The above notwithstanding, The Republican Party has clearly moved to the right, way to the right, as it has been pulled by economic and social conservatives. The 2010 midterm elections not only saw the Republicans regain the House and make advances in the Senate, but it also included the purge of many ‘moderate’ or ‘less militantly conservative’ Republicans as well. But don’t confuse that as a sign that America has lurched to the right as plenty of self-described Tea Party candidates such as Joe Wilson, Christine O’Donnell, and Sharron Angle failed to win elections. Additionally, the 2006 and 2008 elections went Democratic big time; are we to believe in two years, the country jerked hard to the right? No. We saw anti-incumbent fervor kick in fueled by AstroTurf movements from the Koch Brothers, Karl Rove, and Dick Armey to name a few.
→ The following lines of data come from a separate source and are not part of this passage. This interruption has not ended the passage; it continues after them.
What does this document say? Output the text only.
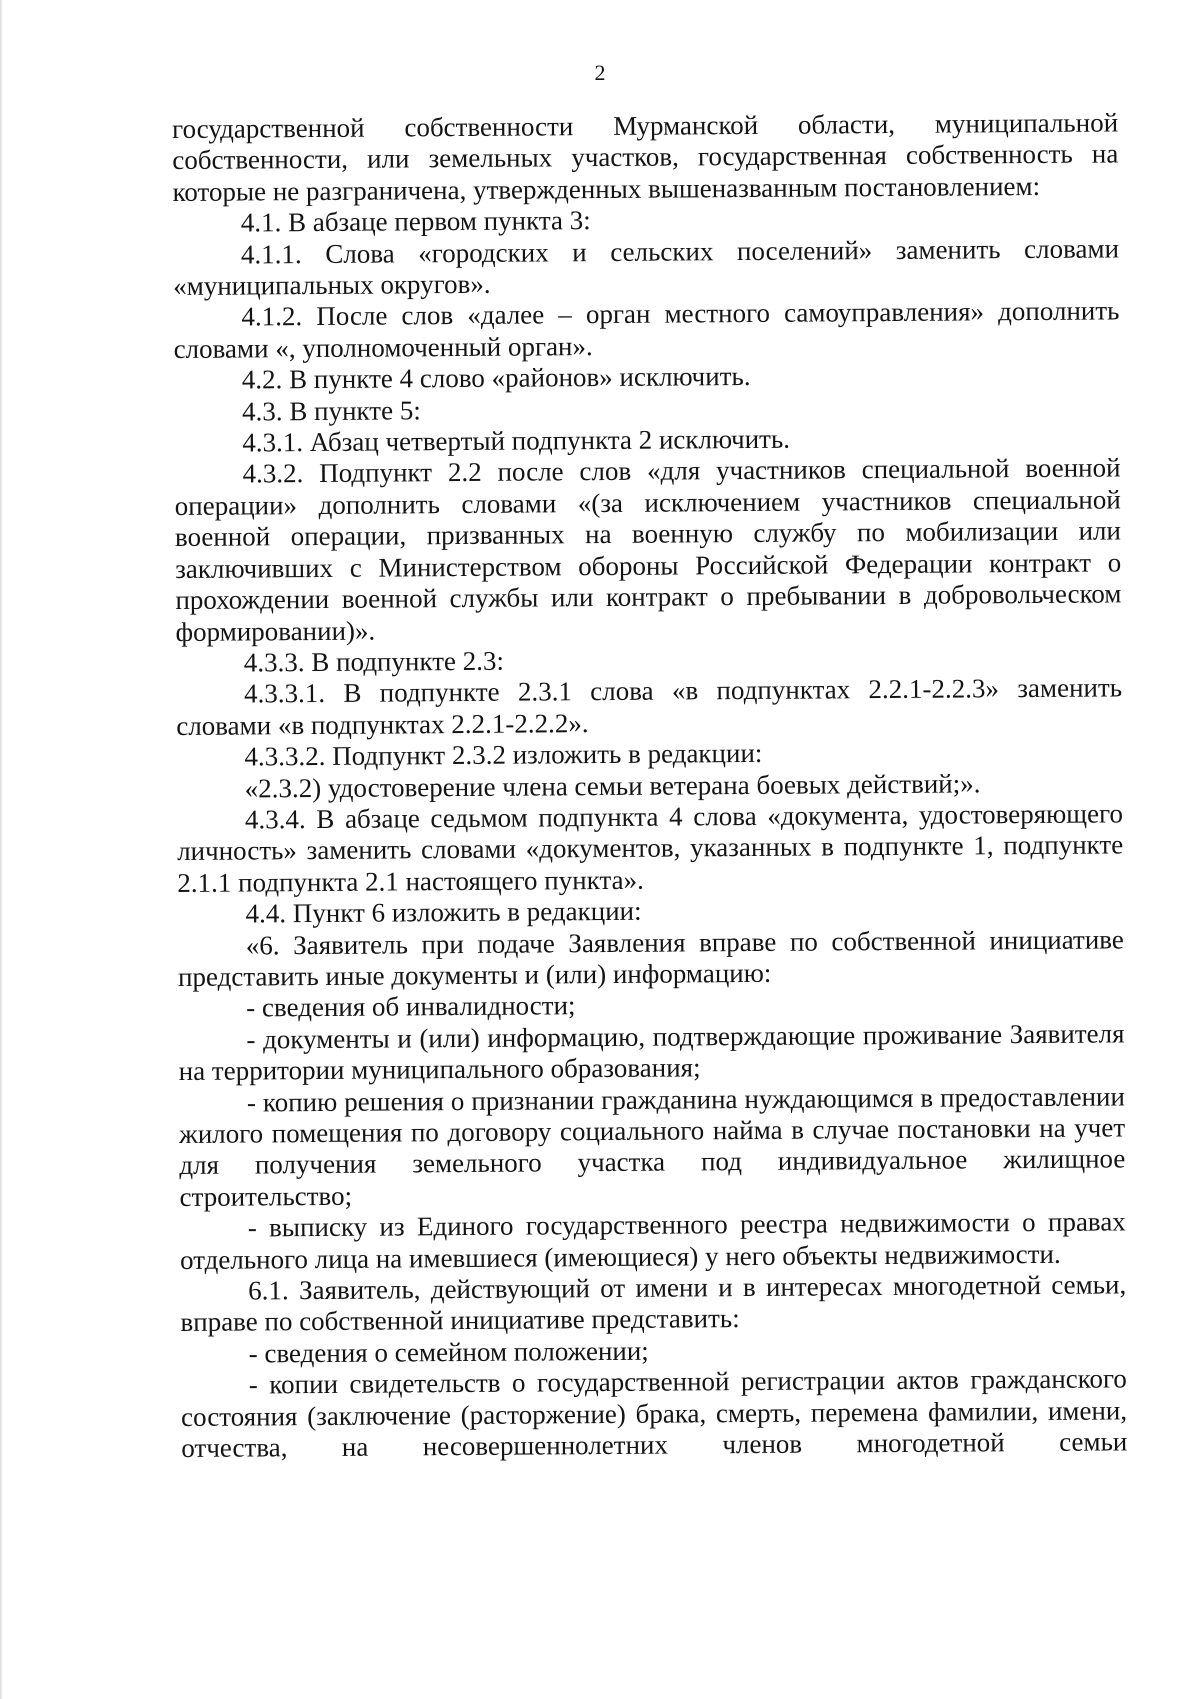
2

государственной собственности Мурманской области, муниципальной собственности, или земельных участков, государственная собственность на которые не разграничена, утвержденных вышеназванным постановлением:

4.1. В абзаце первом пункта 3:

4.1.1. Слова «городских и сельских поселений» заменить словами «муниципальных округов».

4.1.2. После слов «далее – орган местного самоуправления» дополнить словами «, уполномоченный орган».

4.2. В пункте 4 слово «районов» исключить.

4.3. В пункте 5:

4.3.1. Абзац четвертый подпункта 2 исключить.

4.3.2. Подпункт 2.2 после слов «для участников специальной военной операции» дополнить словами «(за исключением участников специальной военной операции, призванных на военную службу по мобилизации или заключивших с Министерством обороны Российской Федерации контракт о прохождении военной службы или контракт о пребывании в добровольческом формировании)».

4.3.3. В подпункте 2.3:

4.3.3.1. В подпункте 2.3.1 слова «в подпунктах 2.2.1-2.2.3» заменить словами «в подпунктах 2.2.1-2.2.2».

4.3.3.2. Подпункт 2.3.2 изложить в редакции:

«2.3.2) удостоверение члена семьи ветерана боевых действий;».

4.3.4. В абзаце седьмом подпункта 4 слова «документа, удостоверяющего личность» заменить словами «документов, указанных в подпункте 1, подпункте 2.1.1 подпункта 2.1 настоящего пункта».

4.4. Пункт 6 изложить в редакции:

«6. Заявитель при подаче Заявления вправе по собственной инициативе представить иные документы и (или) информацию:

- сведения об инвалидности;

- документы и (или) информацию, подтверждающие проживание Заявителя на территории муниципального образования;

- копию решения о признании гражданина нуждающимся в предоставлении жилого помещения по договору социального найма в случае постановки на учет для получения земельного участка под индивидуальное жилищное строительство;

- выписку из Единого государственного реестра недвижимости о правах отдельного лица на имевшиеся (имеющиеся) у него объекты недвижимости.

6.1. Заявитель, действующий от имени и в интересах многодетной семьи, вправе по собственной инициативе представить:

- сведения о семейном положении;

- копии свидетельств о государственной регистрации актов гражданского состояния (заключение (расторжение) брака, смерть, перемена фамилии, имени, отчества, на несовершеннолетних членов многодетной семьи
But is it accurate to say that the GOP move to the right has pulled the Democratic Party to the right as well? I would say on economic terms, the country is beginning to realize that the demographics are changing in such a way that an aging population will be a drain on the country’s financial resources. Financial prudence is not an ideological attribute. People on the left realize that spending will need to be cut and taxes increased. Unfortunately, the right has refused to acknowledge the latter. The right has also won the public war on declaring progressive policies anti-American and dead; which is quite laughable in considering that free-market policies are bubble creating disasters in the making. To underestimate the left is a dangerous proposition as demonstrated by the OWS movement that started in 2011. It is disorganized? Perhaps. But there is no question that the 1% v 99% argument is not going away anytime soon.
Compared to Europe, yes you can say the U.S. is to the right on the question of the role of government in society. But that has been the case for generations. The real question is not right of center or left of center. The question is the role of government in enabling corporatism. Yes organized labor may be under attack, not because unions are bad ideas, but because what organized labor HAS accomplished over the last 100 years. And you can bet ten thousand bucks that if the public feels that business is taking advantage of employees again, organized labor will be back in a heartbeat. In fact, in order to help make American companies more competitive, there is a push for the federal government to offer further tax breaks and possible sanctions against nations that utilize unfair trading practices. Yes a dose of state capitalism; hardly the stuff of free market ideology.
Thus, I believe we go through cycles depending on economic times. I also find it hard to believe we are any further to the right than we were in 1929. No, the needle has hardly moved.